The researchers also determined that the suramin combination was more likely to slow the progression of the disease than the placebo combination. At any point during the 12 weeks of therapy, the placebo group had a higher likelihood of progression of the disease, as measured by bone scan, CAT scan or an increase in pain. At week six, for instance, progression rates for suramin were 16 percent, compared to 31 percent for placebo, and at week 12, the end of treatment, progression rates were 52 percent for suramin and 73 percent for placebo. "The majority of patients were deemed to have developed progressive disease during the study," said Small, "but the likelihood of developing progressive disease was always less in the suramin plus hydrocortisone group."

The clinical trial was "double-blind," meaning neither physicians nor patients knew who was receiving which drug combination, and patients were assigned one of the two treatments randomly.

All patients had metastatic prostate cancer, and were no longer responsive to conventional hormone therapy. All patients were receiving narcotic analgesics to treat the significant bone pain resulting from the spread of the cancer to the bones. Patients who had received radiation within 28 days or had previously had chemotherapy, were excluded from the study.

The most common adverse effects in both groups of patients were rash, weakness, fluid retention, nausea and vomiting, though patients receiving suramin had a higher likelihood of these side effects. Significant neurologic, kidney or liver toxicities were rare in both groups.

The mechanism of suramin's action is complex, said Small, and still has not been fully delineated.

Prostate cancer, the most common cancer in men, accounted for more than 40,000 deaths in the United States in 1997. Approximately 300,000 American men are diagnosed with the disease each year, one-quarter with metastatic cancer, which is cancer that has spread to other organs.
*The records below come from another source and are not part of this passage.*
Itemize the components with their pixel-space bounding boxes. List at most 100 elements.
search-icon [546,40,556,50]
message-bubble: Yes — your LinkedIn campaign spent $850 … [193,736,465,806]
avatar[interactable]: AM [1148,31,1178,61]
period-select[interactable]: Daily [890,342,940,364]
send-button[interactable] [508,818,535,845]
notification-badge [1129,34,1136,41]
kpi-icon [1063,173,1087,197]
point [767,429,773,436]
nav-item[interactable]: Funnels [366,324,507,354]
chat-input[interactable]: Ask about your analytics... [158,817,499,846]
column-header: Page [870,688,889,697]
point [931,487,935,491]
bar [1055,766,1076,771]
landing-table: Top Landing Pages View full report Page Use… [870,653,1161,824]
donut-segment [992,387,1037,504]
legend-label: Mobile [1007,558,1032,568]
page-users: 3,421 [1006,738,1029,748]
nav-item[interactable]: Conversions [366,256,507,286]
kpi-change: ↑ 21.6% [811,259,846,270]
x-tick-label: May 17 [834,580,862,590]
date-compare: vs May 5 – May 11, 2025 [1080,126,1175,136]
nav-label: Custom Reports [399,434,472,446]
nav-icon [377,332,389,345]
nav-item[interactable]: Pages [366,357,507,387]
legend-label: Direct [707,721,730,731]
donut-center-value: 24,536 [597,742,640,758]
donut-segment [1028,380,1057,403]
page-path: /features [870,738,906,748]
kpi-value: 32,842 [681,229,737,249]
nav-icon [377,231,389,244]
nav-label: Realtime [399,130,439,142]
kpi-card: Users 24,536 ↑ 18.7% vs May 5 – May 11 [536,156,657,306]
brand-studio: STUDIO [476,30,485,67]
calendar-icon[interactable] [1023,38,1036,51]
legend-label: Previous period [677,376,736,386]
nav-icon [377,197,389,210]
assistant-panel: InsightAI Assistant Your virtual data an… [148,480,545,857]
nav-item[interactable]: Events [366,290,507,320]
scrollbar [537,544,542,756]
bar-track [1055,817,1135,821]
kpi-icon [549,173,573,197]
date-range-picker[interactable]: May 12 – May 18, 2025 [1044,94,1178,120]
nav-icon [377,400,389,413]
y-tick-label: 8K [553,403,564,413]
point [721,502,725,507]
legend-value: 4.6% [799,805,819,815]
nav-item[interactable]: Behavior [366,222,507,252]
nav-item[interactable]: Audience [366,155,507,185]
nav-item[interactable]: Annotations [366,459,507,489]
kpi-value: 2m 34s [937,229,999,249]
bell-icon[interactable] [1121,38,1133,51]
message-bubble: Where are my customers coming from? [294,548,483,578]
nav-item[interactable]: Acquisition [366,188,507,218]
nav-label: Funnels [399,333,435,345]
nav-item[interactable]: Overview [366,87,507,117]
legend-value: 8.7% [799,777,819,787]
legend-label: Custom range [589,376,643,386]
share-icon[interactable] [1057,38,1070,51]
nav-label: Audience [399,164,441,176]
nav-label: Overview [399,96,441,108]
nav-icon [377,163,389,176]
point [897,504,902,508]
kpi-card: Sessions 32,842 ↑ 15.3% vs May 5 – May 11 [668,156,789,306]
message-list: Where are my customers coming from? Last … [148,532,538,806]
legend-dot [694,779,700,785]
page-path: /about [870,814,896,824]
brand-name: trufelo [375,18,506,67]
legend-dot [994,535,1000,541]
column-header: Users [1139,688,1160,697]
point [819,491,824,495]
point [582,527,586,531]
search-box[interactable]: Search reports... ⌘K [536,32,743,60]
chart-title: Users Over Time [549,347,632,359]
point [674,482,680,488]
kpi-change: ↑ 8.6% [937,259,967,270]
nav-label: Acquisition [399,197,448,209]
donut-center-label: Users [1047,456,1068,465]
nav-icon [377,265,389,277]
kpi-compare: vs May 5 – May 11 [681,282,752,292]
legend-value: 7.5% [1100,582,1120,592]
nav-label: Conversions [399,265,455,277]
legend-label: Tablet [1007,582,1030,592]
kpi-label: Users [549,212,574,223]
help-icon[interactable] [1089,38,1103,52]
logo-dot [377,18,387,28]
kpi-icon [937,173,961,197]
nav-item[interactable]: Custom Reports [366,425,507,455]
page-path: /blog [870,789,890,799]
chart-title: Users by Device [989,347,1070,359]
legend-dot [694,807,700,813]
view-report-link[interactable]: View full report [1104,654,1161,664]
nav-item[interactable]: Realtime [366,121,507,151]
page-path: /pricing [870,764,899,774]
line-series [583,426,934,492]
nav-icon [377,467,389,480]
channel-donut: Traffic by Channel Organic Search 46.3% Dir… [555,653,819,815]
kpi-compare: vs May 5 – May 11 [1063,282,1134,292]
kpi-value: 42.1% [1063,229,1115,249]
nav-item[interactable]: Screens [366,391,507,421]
Of the three quarters diagnosed with less advanced cancer, one-half will ultimately develop metastasized disease, according to Small.

Patients with advanced prostate cancer are treated with hormone therapy, and virtually all deaths result when patients become resistant to this treatment. Few therapeutic options exist, either for treating the disease or for controlling the pain.

The study was sponsored by the National Cancer Institute and Parke-Davis Pharmaceutical Research Corp.